While defendant's challenge to the voluntariness of his plea is not precluded by his appeal waiver, it is not preserved for appeal as defendant never moved to withdraw his plea or to vacate the judgment of conviction (see People v Davis, 74 AD3d 1490, 1490 [2010], lv denied 15 NY3d 850 [2010]). Further, nothing in the plea colloquy or record casts doubt on defendant's guilt or on the voluntariness of this very advantageous plea so as to trigger a duty of further inquiry into the voluntariness of the plea despite the lack of preservation (see People v Lopez, 71 NY2d 662, 665-666 [1988]; People v Houck, 74 AD3d 1476, 1477 [2010]).

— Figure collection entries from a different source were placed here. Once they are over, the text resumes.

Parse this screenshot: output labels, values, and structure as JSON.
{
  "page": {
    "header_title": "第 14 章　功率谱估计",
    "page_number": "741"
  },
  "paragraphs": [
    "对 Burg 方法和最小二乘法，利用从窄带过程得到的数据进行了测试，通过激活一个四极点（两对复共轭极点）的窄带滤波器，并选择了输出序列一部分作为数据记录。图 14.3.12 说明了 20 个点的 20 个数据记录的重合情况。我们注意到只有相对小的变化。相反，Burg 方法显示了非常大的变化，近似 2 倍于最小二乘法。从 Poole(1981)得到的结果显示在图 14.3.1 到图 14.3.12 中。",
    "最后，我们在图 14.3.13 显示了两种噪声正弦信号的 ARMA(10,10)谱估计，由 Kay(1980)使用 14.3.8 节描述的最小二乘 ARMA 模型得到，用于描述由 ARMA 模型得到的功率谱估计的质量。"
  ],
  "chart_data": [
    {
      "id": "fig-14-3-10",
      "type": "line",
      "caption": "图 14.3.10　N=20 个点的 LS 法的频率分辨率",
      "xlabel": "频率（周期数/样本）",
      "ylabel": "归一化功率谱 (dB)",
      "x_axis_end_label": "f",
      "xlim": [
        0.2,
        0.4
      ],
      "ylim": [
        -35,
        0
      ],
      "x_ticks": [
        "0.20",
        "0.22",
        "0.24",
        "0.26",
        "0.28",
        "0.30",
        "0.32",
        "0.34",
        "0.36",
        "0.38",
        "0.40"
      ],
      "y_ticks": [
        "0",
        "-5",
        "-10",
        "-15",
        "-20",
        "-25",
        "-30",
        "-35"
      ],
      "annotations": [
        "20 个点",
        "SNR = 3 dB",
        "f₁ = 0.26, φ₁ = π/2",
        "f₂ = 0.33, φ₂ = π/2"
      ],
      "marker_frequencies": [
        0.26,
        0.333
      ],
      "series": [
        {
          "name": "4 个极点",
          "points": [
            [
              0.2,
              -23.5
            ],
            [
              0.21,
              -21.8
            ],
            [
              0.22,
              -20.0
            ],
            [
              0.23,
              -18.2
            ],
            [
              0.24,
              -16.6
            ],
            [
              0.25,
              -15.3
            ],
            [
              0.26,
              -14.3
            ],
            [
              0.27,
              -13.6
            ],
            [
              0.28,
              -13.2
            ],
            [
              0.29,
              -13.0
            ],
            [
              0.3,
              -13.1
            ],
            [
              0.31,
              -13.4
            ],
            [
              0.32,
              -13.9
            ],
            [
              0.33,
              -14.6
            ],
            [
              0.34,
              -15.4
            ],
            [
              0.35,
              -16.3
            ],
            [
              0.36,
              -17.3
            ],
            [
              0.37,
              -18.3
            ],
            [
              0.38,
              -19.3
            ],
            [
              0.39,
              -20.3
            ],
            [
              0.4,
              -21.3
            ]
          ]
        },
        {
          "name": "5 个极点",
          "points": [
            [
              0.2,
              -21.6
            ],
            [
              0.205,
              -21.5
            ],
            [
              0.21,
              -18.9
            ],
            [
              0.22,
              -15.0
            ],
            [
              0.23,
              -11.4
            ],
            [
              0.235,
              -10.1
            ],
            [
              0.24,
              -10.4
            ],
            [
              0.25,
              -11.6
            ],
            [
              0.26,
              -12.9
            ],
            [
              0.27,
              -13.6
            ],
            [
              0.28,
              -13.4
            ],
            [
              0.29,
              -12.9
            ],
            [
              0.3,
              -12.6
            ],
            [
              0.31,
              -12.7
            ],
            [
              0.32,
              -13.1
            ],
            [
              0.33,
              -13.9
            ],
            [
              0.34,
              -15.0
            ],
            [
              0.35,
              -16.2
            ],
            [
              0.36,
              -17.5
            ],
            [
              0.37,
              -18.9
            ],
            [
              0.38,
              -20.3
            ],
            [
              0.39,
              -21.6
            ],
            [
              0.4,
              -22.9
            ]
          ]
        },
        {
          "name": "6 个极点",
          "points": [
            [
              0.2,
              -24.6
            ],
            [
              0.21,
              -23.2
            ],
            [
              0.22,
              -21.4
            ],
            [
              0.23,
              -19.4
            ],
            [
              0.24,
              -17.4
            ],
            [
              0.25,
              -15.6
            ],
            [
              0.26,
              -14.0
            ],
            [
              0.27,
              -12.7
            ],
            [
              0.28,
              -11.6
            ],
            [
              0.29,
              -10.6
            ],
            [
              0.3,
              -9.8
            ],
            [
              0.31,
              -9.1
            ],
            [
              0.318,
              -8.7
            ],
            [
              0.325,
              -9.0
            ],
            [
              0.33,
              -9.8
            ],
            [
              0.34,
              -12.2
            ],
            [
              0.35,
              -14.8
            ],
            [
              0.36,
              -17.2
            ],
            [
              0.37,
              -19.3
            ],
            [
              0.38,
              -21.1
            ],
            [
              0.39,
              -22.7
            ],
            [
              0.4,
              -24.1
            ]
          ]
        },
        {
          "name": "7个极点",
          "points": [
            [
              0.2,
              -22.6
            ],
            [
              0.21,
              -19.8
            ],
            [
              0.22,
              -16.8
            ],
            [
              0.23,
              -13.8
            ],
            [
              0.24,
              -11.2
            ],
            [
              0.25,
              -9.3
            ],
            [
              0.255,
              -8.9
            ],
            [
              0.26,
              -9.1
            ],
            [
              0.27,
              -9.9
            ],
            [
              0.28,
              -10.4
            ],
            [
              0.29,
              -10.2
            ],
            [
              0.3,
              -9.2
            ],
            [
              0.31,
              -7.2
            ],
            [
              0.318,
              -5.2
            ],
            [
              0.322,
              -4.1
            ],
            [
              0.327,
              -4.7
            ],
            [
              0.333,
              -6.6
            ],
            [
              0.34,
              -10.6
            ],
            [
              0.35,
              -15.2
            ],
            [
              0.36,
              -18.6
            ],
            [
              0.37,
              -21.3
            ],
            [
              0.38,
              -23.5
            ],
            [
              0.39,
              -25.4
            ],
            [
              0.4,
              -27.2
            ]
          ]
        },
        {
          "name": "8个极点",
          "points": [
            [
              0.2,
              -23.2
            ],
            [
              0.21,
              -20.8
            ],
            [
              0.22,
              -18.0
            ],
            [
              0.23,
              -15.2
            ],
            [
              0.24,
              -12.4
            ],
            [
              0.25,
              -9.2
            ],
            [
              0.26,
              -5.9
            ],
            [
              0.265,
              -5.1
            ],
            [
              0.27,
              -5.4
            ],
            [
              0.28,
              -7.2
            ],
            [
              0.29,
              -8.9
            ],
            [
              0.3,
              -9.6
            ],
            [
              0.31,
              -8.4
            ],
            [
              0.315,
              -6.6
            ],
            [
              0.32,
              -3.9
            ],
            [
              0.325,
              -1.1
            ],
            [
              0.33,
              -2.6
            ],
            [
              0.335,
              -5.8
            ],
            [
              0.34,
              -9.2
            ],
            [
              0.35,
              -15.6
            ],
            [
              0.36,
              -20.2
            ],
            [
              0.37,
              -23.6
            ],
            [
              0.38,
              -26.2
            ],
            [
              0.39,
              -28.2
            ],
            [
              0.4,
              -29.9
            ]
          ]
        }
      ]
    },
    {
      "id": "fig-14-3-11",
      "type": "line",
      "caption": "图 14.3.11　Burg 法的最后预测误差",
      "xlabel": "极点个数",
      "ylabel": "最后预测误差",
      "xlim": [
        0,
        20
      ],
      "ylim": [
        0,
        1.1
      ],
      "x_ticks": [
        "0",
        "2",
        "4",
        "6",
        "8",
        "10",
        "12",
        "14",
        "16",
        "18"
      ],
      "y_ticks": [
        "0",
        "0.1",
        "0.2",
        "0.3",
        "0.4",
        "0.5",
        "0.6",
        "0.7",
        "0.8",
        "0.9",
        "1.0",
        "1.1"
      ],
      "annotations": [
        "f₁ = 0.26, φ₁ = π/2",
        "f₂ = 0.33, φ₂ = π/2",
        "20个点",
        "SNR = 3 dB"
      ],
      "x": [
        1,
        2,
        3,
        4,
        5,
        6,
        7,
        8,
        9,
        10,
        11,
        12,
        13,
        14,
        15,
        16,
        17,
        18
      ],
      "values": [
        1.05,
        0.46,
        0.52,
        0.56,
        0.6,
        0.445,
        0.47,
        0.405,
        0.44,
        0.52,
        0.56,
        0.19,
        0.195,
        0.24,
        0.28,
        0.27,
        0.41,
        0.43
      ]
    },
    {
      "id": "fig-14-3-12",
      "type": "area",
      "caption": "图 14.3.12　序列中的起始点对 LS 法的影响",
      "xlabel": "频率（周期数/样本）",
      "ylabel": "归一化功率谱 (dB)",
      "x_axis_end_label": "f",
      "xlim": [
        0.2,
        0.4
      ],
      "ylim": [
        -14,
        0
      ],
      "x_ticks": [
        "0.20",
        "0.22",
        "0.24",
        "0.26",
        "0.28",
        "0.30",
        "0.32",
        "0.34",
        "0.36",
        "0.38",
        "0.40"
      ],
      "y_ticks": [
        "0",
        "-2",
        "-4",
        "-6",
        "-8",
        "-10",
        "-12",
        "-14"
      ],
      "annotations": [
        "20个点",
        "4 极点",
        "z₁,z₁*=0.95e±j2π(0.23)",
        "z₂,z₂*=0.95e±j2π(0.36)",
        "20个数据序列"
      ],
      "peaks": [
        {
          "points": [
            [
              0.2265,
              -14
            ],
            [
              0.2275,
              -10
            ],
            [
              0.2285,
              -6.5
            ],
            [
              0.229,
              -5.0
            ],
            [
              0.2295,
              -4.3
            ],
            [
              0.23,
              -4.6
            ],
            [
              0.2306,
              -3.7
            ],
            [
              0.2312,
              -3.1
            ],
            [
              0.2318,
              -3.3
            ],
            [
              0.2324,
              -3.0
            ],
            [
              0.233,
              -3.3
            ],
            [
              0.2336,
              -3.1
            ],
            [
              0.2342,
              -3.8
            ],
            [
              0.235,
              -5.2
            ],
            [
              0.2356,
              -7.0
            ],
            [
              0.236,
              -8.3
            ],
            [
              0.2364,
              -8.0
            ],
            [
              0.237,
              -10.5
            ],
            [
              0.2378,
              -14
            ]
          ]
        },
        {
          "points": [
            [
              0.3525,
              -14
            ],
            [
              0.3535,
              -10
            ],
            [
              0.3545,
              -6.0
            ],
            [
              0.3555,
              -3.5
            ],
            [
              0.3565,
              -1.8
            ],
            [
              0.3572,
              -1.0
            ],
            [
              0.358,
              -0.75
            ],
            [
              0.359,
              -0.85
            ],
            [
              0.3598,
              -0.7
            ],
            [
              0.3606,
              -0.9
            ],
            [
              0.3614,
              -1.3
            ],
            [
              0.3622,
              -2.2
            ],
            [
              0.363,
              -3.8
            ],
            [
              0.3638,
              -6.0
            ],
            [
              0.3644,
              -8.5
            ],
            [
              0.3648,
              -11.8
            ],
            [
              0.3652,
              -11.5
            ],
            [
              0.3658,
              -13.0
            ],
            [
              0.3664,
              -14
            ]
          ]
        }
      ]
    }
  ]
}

Defendant's contention that his counsel's representation was ineffective is also unpreserved and precluded by the appeal waiver, except to the extent that it implicates the voluntariness of his plea (see People v Belle, 74 AD3d 1477, 1480 [2010]; People v Chaney, 70 AD3d 1251, 1252 [2010], lv denied 15 NY3d 748 [2010]). Defendant's claims regarding what counsel advised him are entirely outside the record on appeal, and are more properly raised in a CPL 440.10 motion to vacate the judgment (see People v Moyer, 75 AD3d 1004, 1006 [2010]; People v Echavarria, 53 AD3d 859, 863-864 [2008], lv denied 11 NY3d 832 [2008]). It is not clear that defendant's remaining complaints regarding counsel's performance, such as the decision to forego an omnibus motion, impacted the voluntariness of his choice to accept the plea agreement. In any event, defendant has not demonstrated the absence of legitimate, strategic reasons for counsel's course of representation (see People v Baker, 14 NY3d 266, 270-271 [2010]). Rather, the record reflects that counsel negotiated a favorable plea that disposed of many potential charges, and nothing in the record raises any question as to counsel's provision of meaningful representation (see People v Ford, 86 NY2d 397, 404 [1995]; People v Chaney, 72 AD3d 1194, 1195 [2010]).

Defendant's remaining arguments lack merit.

Lahtinen, Kavanagh, Stein and Garry, JJ., concur.

ORDERED that the judgment is affirmed.